Indirect activation of AMPK by drugs that interfere with cellular ATP synthesis. Depending on the cell type, drugs that inhibit glycolysis (e.g., 2-deoxyglucose) or that inhibit mitochondrial oxidative phosphorylation (especially Complex I inhibitors such as metformin, phenformin and berberine) cause an accumulation of ADP relative to ATP. This in turn causes displacement of the adenylate kinase reaction towards AMP and ATP, increasing AMP dramatically while having much smaller effects on ADP and ATP levels. The increase in AMP (and perhaps also ADP) relative to ATP then activates AMPK by the canonical mechanism shown in Figure 2.

Figure 8

Natural and pharmacological activators of AMPK that bind in the ADaM site. TOP: palmitoyl-CoA (and other long chain saturated and monounsaturated acyl-CoA esters) are believed to the natural ligands that bind at the ADaM site, but they only activate β1-containing complexes. MIDDLE: synthetic activators that are selective for β1-containing complexes. BOTTOM: synthetic pan-β activators that activate both β1- and β2-containing complexes.

Figure 9

The central dichotomy in the functions of AMPK as a target in cancer therapy.
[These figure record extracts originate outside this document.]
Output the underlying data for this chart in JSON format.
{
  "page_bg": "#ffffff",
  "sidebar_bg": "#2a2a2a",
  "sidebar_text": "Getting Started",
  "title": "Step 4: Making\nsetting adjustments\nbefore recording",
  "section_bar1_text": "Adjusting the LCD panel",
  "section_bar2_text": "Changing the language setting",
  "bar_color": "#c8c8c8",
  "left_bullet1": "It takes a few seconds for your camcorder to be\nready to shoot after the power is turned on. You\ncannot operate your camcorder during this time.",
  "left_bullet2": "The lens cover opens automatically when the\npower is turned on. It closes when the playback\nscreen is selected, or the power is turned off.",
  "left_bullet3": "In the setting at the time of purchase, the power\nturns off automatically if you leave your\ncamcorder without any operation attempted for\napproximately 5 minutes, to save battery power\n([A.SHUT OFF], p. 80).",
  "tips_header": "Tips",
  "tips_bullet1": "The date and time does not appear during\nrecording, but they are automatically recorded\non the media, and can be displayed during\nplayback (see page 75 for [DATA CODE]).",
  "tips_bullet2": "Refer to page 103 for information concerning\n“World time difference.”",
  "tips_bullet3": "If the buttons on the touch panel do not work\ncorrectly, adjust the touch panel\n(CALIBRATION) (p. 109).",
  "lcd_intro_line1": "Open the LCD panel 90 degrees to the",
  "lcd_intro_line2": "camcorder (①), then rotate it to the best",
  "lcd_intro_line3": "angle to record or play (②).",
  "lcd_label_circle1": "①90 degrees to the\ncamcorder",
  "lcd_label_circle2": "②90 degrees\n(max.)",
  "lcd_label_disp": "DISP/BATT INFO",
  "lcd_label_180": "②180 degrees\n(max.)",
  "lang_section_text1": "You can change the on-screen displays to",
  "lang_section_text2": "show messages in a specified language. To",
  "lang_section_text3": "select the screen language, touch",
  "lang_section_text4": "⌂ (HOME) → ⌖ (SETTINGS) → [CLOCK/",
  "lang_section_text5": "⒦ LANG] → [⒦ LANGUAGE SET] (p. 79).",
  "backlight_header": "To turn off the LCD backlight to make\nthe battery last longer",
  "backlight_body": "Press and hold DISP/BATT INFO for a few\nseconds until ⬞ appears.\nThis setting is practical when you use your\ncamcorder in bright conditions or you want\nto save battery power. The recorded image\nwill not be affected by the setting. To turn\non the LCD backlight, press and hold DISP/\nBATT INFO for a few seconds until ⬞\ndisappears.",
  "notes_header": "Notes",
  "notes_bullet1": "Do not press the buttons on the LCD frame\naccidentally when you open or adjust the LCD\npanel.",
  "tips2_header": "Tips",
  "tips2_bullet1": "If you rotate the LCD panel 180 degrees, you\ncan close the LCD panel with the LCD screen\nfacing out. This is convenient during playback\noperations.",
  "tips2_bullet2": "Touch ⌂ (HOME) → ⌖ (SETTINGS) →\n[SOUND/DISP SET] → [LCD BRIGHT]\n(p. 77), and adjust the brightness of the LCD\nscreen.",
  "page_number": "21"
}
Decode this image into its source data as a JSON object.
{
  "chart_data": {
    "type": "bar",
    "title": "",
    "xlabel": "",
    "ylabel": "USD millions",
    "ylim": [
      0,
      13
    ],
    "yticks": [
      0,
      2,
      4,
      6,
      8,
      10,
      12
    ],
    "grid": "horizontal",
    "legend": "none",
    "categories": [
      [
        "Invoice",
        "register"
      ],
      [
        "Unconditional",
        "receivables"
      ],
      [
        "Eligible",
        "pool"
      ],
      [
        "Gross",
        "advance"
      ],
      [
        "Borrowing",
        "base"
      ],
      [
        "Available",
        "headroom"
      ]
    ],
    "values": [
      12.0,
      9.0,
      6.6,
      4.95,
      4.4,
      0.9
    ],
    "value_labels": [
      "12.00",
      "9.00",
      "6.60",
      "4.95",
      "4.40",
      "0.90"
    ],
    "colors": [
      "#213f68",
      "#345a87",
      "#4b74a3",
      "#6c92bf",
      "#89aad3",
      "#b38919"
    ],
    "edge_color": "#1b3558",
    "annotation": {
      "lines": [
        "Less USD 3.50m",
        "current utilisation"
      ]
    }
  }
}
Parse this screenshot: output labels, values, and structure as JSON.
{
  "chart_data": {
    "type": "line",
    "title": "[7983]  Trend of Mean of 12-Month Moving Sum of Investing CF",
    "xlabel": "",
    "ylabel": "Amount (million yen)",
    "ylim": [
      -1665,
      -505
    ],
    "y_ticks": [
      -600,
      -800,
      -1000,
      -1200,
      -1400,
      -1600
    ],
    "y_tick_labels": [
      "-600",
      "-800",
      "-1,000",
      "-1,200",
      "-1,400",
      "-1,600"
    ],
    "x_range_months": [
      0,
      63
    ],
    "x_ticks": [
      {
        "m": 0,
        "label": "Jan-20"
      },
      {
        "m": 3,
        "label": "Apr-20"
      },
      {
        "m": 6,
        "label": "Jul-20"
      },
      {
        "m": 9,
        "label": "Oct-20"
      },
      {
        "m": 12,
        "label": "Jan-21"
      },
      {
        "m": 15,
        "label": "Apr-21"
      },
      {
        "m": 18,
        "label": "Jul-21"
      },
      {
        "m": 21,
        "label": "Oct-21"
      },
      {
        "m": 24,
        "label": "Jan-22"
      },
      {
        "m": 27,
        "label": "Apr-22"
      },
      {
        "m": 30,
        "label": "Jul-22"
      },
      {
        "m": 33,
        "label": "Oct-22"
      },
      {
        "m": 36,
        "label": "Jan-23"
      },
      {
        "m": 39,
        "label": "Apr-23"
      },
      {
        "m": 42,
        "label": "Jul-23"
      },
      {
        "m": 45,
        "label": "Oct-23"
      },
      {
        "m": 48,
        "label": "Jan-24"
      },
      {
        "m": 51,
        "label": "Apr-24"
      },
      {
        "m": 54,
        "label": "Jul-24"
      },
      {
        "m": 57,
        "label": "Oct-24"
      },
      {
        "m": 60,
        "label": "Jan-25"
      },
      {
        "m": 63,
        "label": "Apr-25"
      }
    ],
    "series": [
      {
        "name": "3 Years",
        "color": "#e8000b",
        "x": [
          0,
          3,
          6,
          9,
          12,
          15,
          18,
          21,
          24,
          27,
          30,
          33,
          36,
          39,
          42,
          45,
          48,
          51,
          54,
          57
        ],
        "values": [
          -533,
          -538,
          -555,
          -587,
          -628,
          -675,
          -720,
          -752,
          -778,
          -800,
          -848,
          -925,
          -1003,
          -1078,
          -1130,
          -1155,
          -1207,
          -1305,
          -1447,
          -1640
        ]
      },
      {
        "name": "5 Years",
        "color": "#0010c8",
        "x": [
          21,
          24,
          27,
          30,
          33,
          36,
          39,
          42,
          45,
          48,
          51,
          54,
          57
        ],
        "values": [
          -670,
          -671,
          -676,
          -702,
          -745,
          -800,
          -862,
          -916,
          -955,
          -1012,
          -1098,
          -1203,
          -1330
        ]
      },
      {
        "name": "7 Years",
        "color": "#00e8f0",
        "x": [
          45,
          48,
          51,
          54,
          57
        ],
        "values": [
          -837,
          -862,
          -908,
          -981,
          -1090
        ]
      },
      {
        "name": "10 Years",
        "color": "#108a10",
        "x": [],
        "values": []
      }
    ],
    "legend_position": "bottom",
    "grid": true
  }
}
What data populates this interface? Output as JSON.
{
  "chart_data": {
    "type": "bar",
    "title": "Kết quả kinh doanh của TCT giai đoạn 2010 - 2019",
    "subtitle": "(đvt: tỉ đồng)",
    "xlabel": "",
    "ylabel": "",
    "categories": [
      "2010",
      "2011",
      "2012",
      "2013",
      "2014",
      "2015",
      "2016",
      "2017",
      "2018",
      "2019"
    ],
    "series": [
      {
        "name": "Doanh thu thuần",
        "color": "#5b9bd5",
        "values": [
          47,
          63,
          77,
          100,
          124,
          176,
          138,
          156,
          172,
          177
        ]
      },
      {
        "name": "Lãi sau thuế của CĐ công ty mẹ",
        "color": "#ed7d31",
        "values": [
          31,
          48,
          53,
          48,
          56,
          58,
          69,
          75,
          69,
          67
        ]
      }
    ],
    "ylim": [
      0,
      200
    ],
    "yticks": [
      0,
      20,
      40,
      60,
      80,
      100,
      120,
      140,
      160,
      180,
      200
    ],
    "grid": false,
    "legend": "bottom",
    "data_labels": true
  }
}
LEFT: by inhibiting biosynthesis and thus cell growth, the cell cycle and thus cell proliferation, and mTORC1 and thus metabolic changes conducive to cell growth, AMPK activators such as phenformin can prevent or delay cancer initiation. RIGHT: once cancer has arisen, AMPK may switch to promoting survival of cancer cells, by protecting them against the hypoxic, nutrient/energy and DNA replication stresses to which they might otherwise become vulnerable.